The Desert

The desert—place of renewal and turning your life around. John the Baptizer went into the desert and preached repentance. People who went to John in the desert expected to see a prophet, a messenger from God. They did not go, as The Message translation says, to see a “weekend camper” or a “sheik dressed in silk pajamas.”

After the church got cozy with Constantine’s empire, Christians went into the desert. These men and women went to the desert to turn their lives around. They went to re-discover Gospel values which so often are counter to the values of empire.

Thomas Merton went into the desert of the Monastery of Our Lady of Gethsemani in 1941 to find the values and structures which would turn his life around. It was a true metanoia, a real turning around–from hard-drinking playboy to contemplative prophet.

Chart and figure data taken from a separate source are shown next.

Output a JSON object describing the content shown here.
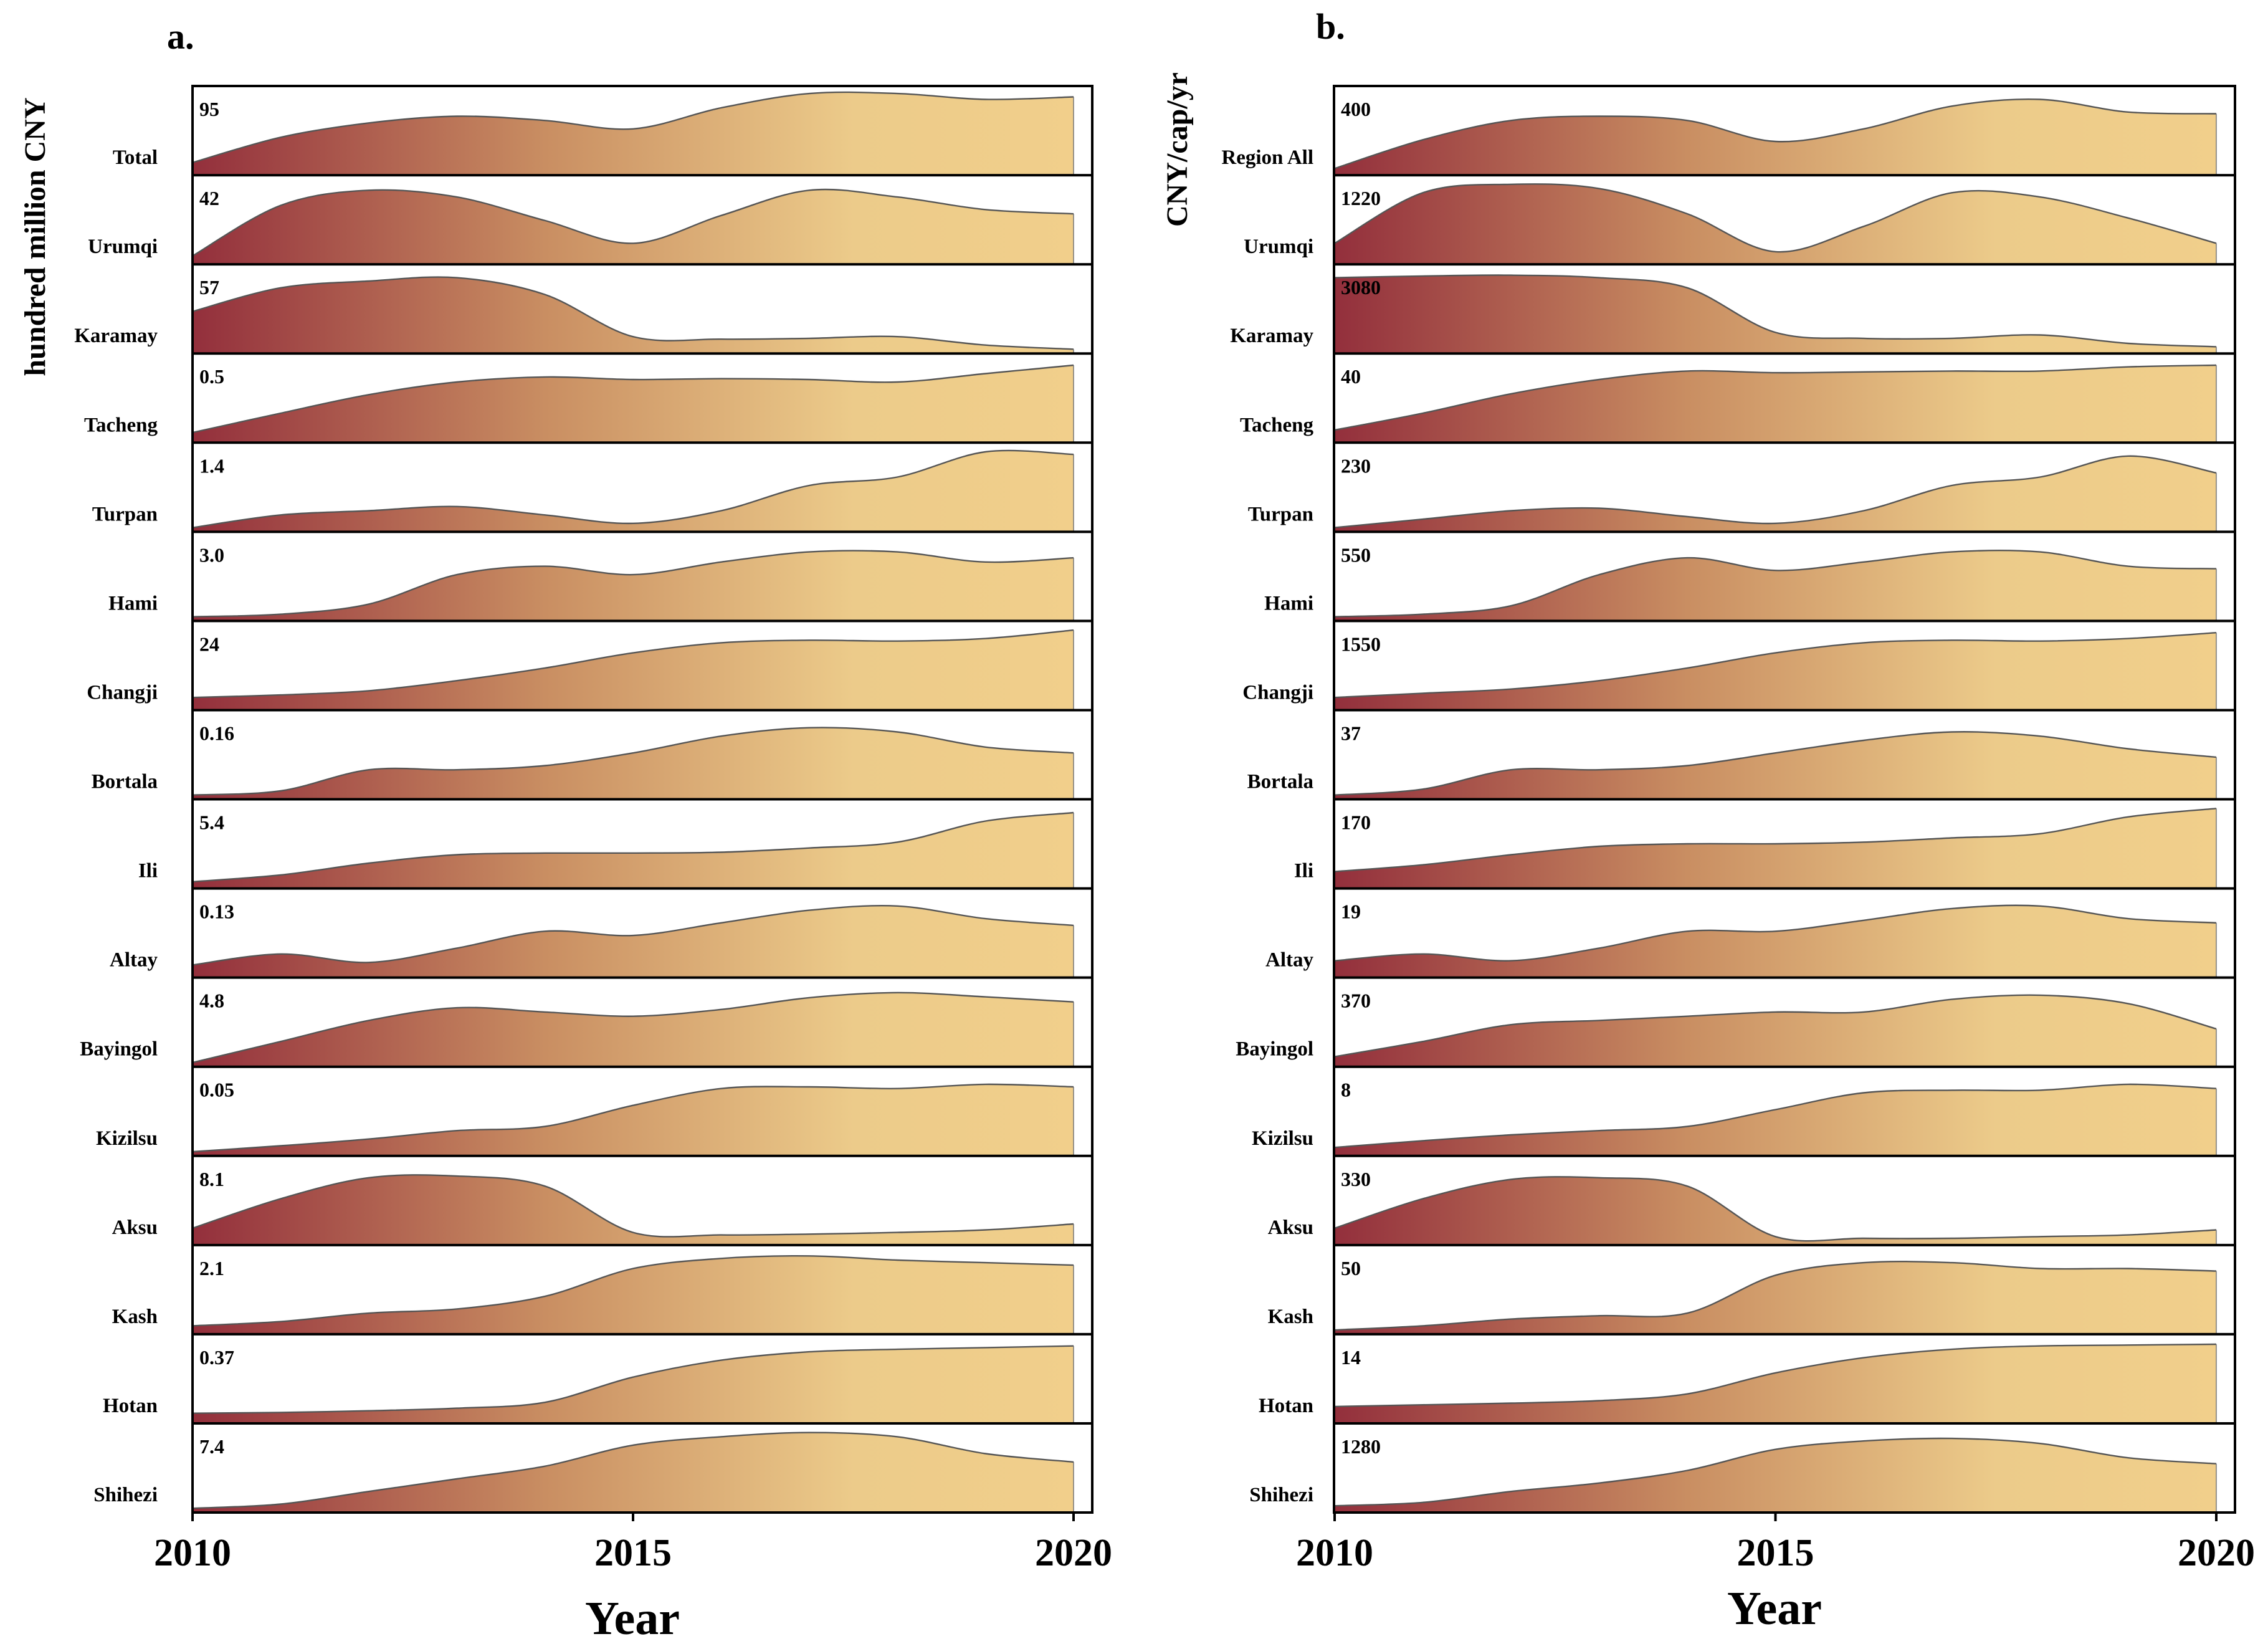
{
  "colors": {
    "gradient_start": "#932f3c",
    "gradient_mid": "#c98e62",
    "gradient_end": "#f1cf8b",
    "line": "#555555"
  },
  "chart_data": [
    {
      "type": "area",
      "panel_label": "a.",
      "title": "",
      "ylabel": "hundred million CNY",
      "xlabel": "Year",
      "x_range": [
        2010,
        2020
      ],
      "x_ticks": [
        "2010",
        "2015",
        "2020"
      ],
      "x": [
        2010,
        2011,
        2012,
        2013,
        2014,
        2015,
        2016,
        2017,
        2018,
        2019,
        2020
      ],
      "series": [
        {
          "name": "Total",
          "max_label": "95",
          "values": [
            0.15,
            0.45,
            0.62,
            0.7,
            0.65,
            0.55,
            0.8,
            0.97,
            0.97,
            0.9,
            0.93
          ]
        },
        {
          "name": "Urumqi",
          "max_label": "42",
          "values": [
            0.1,
            0.7,
            0.88,
            0.8,
            0.52,
            0.25,
            0.58,
            0.88,
            0.8,
            0.65,
            0.6
          ]
        },
        {
          "name": "Karamay",
          "max_label": "57",
          "values": [
            0.5,
            0.78,
            0.86,
            0.9,
            0.7,
            0.2,
            0.17,
            0.18,
            0.2,
            0.1,
            0.05
          ]
        },
        {
          "name": "Tacheng",
          "max_label": "0.5",
          "values": [
            0.12,
            0.35,
            0.57,
            0.72,
            0.78,
            0.75,
            0.76,
            0.75,
            0.72,
            0.82,
            0.92
          ]
        },
        {
          "name": "Turpan",
          "max_label": "1.4",
          "values": [
            0.05,
            0.2,
            0.25,
            0.3,
            0.2,
            0.1,
            0.25,
            0.55,
            0.65,
            0.95,
            0.92
          ]
        },
        {
          "name": "Hami",
          "max_label": "3.0",
          "values": [
            0.05,
            0.08,
            0.2,
            0.55,
            0.65,
            0.55,
            0.7,
            0.82,
            0.82,
            0.7,
            0.75
          ]
        },
        {
          "name": "Changji",
          "max_label": "24",
          "values": [
            0.15,
            0.18,
            0.23,
            0.35,
            0.5,
            0.68,
            0.8,
            0.83,
            0.82,
            0.85,
            0.95
          ]
        },
        {
          "name": "Bortala",
          "max_label": "0.16",
          "values": [
            0.05,
            0.1,
            0.35,
            0.35,
            0.4,
            0.55,
            0.75,
            0.85,
            0.8,
            0.62,
            0.55
          ]
        },
        {
          "name": "Ili",
          "max_label": "5.4",
          "values": [
            0.08,
            0.16,
            0.3,
            0.4,
            0.42,
            0.42,
            0.43,
            0.48,
            0.55,
            0.8,
            0.9
          ]
        },
        {
          "name": "Altay",
          "max_label": "0.13",
          "values": [
            0.15,
            0.28,
            0.18,
            0.35,
            0.55,
            0.5,
            0.65,
            0.8,
            0.85,
            0.7,
            0.62
          ]
        },
        {
          "name": "Bayingol",
          "max_label": "4.8",
          "values": [
            0.05,
            0.3,
            0.55,
            0.7,
            0.65,
            0.6,
            0.68,
            0.82,
            0.88,
            0.83,
            0.77
          ]
        },
        {
          "name": "Kizilsu",
          "max_label": "0.05",
          "values": [
            0.05,
            0.12,
            0.2,
            0.3,
            0.35,
            0.6,
            0.8,
            0.82,
            0.8,
            0.85,
            0.82
          ]
        },
        {
          "name": "Aksu",
          "max_label": "8.1",
          "values": [
            0.2,
            0.55,
            0.8,
            0.82,
            0.7,
            0.15,
            0.12,
            0.13,
            0.15,
            0.18,
            0.25
          ]
        },
        {
          "name": "Kash",
          "max_label": "2.1",
          "values": [
            0.1,
            0.15,
            0.25,
            0.3,
            0.45,
            0.78,
            0.9,
            0.93,
            0.88,
            0.85,
            0.82
          ]
        },
        {
          "name": "Hotan",
          "max_label": "0.37",
          "values": [
            0.12,
            0.13,
            0.15,
            0.18,
            0.25,
            0.55,
            0.75,
            0.85,
            0.88,
            0.9,
            0.92
          ]
        },
        {
          "name": "Shihezi",
          "max_label": "7.4",
          "values": [
            0.05,
            0.1,
            0.25,
            0.4,
            0.55,
            0.8,
            0.9,
            0.95,
            0.9,
            0.7,
            0.6
          ]
        }
      ]
    },
    {
      "type": "area",
      "panel_label": "b.",
      "title": "",
      "ylabel": "CNY/cap/yr",
      "xlabel": "Year",
      "x_range": [
        2010,
        2020
      ],
      "x_ticks": [
        "2010",
        "2015",
        "2020"
      ],
      "x": [
        2010,
        2011,
        2012,
        2013,
        2014,
        2015,
        2016,
        2017,
        2018,
        2019,
        2020
      ],
      "series": [
        {
          "name": "Region All",
          "max_label": "400",
          "values": [
            0.08,
            0.42,
            0.65,
            0.7,
            0.65,
            0.4,
            0.55,
            0.82,
            0.9,
            0.75,
            0.73
          ]
        },
        {
          "name": "Urumqi",
          "max_label": "1220",
          "values": [
            0.25,
            0.85,
            0.95,
            0.9,
            0.6,
            0.15,
            0.45,
            0.85,
            0.8,
            0.55,
            0.25
          ]
        },
        {
          "name": "Karamay",
          "max_label": "3080",
          "values": [
            0.9,
            0.92,
            0.93,
            0.9,
            0.78,
            0.25,
            0.18,
            0.18,
            0.22,
            0.12,
            0.08
          ]
        },
        {
          "name": "Tacheng",
          "max_label": "40",
          "values": [
            0.15,
            0.35,
            0.58,
            0.75,
            0.85,
            0.83,
            0.84,
            0.85,
            0.85,
            0.9,
            0.92
          ]
        },
        {
          "name": "Turpan",
          "max_label": "230",
          "values": [
            0.05,
            0.15,
            0.25,
            0.28,
            0.18,
            0.1,
            0.25,
            0.55,
            0.65,
            0.9,
            0.7
          ]
        },
        {
          "name": "Hami",
          "max_label": "550",
          "values": [
            0.05,
            0.08,
            0.18,
            0.55,
            0.75,
            0.6,
            0.7,
            0.82,
            0.82,
            0.65,
            0.62
          ]
        },
        {
          "name": "Changji",
          "max_label": "1550",
          "values": [
            0.15,
            0.2,
            0.25,
            0.35,
            0.5,
            0.68,
            0.8,
            0.83,
            0.82,
            0.85,
            0.92
          ]
        },
        {
          "name": "Bortala",
          "max_label": "37",
          "values": [
            0.05,
            0.12,
            0.35,
            0.35,
            0.4,
            0.55,
            0.7,
            0.8,
            0.75,
            0.6,
            0.5
          ]
        },
        {
          "name": "Ili",
          "max_label": "170",
          "values": [
            0.2,
            0.28,
            0.4,
            0.5,
            0.53,
            0.53,
            0.55,
            0.6,
            0.65,
            0.85,
            0.95
          ]
        },
        {
          "name": "Altay",
          "max_label": "19",
          "values": [
            0.2,
            0.28,
            0.2,
            0.35,
            0.55,
            0.55,
            0.68,
            0.82,
            0.85,
            0.7,
            0.65
          ]
        },
        {
          "name": "Bayingol",
          "max_label": "370",
          "values": [
            0.12,
            0.3,
            0.5,
            0.55,
            0.6,
            0.65,
            0.65,
            0.8,
            0.85,
            0.75,
            0.45
          ]
        },
        {
          "name": "Kizilsu",
          "max_label": "8",
          "values": [
            0.1,
            0.18,
            0.25,
            0.3,
            0.35,
            0.55,
            0.75,
            0.78,
            0.78,
            0.85,
            0.8
          ]
        },
        {
          "name": "Aksu",
          "max_label": "330",
          "values": [
            0.2,
            0.55,
            0.78,
            0.8,
            0.7,
            0.1,
            0.08,
            0.08,
            0.1,
            0.12,
            0.18
          ]
        },
        {
          "name": "Kash",
          "max_label": "50",
          "values": [
            0.05,
            0.1,
            0.18,
            0.22,
            0.25,
            0.7,
            0.85,
            0.85,
            0.78,
            0.78,
            0.75
          ]
        },
        {
          "name": "Hotan",
          "max_label": "14",
          "values": [
            0.2,
            0.22,
            0.24,
            0.27,
            0.35,
            0.6,
            0.78,
            0.88,
            0.92,
            0.93,
            0.94
          ]
        },
        {
          "name": "Shihezi",
          "max_label": "1280",
          "values": [
            0.08,
            0.12,
            0.25,
            0.35,
            0.5,
            0.75,
            0.85,
            0.88,
            0.82,
            0.65,
            0.58
          ]
        }
      ]
    }
  ]
}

After he published his autobiography, The Seven Storey Mountain [Dante’s seven storey mountain in the Purgatorio] in 1948, hundreds of men, disillusioned by war and the empty world, followed him into the Gethsemani desert. At one time there were over two hundred monks and aspiring monks at the monastery. Some were housed in tents. They went into the desert like Merton to discover true Gospel values–love, mercy, compassion, forgiveness.

Jesus went into the desert to confront the Evil One—the powers and principalities. Jesus’ desert experience honed his relationship with the One he called Abba God. Jesus was on his way to coming into union with Abba.

Yet, when he returned from the desert his opponents chided him. He partied with tax collectors, prostitutes, and other sinners. The leaders put him down and he responded, “John the Baptizer came fasting and you called him crazy. The Son of Man came feasting and you called him a lush.”

During Advent, we go into the desert to re-discover once again the values that Jesus proclaimed. Jesus shows us Abba God, the tender compassionate God who, as Isaiah says, will never abandon us. Jesus shows us the Nonviolent God who gives us the Prince of Peace as God again reaffirms the eternal promise of the peace we so long for.

Merton discovered that his desert was really wide open to the world and its needs. He became from his monastic cell and later his hermitage the “Conscience of the Peace Movement” in the 1960s. He was in his desert solitude one with humanity. He was one with people “walking around shining like the sun” because the love of God shone through them. His contemplative lifestyle led him to prophet regarding racism, war, and especially, nuclear weapons.

What will we see, hear, and do when we emerge from our Advent desert? What will people say about us? Will they notice any difference? Will they see the love of God shining is us like the sun? Will they see prophets or people parading around in silk pajamas?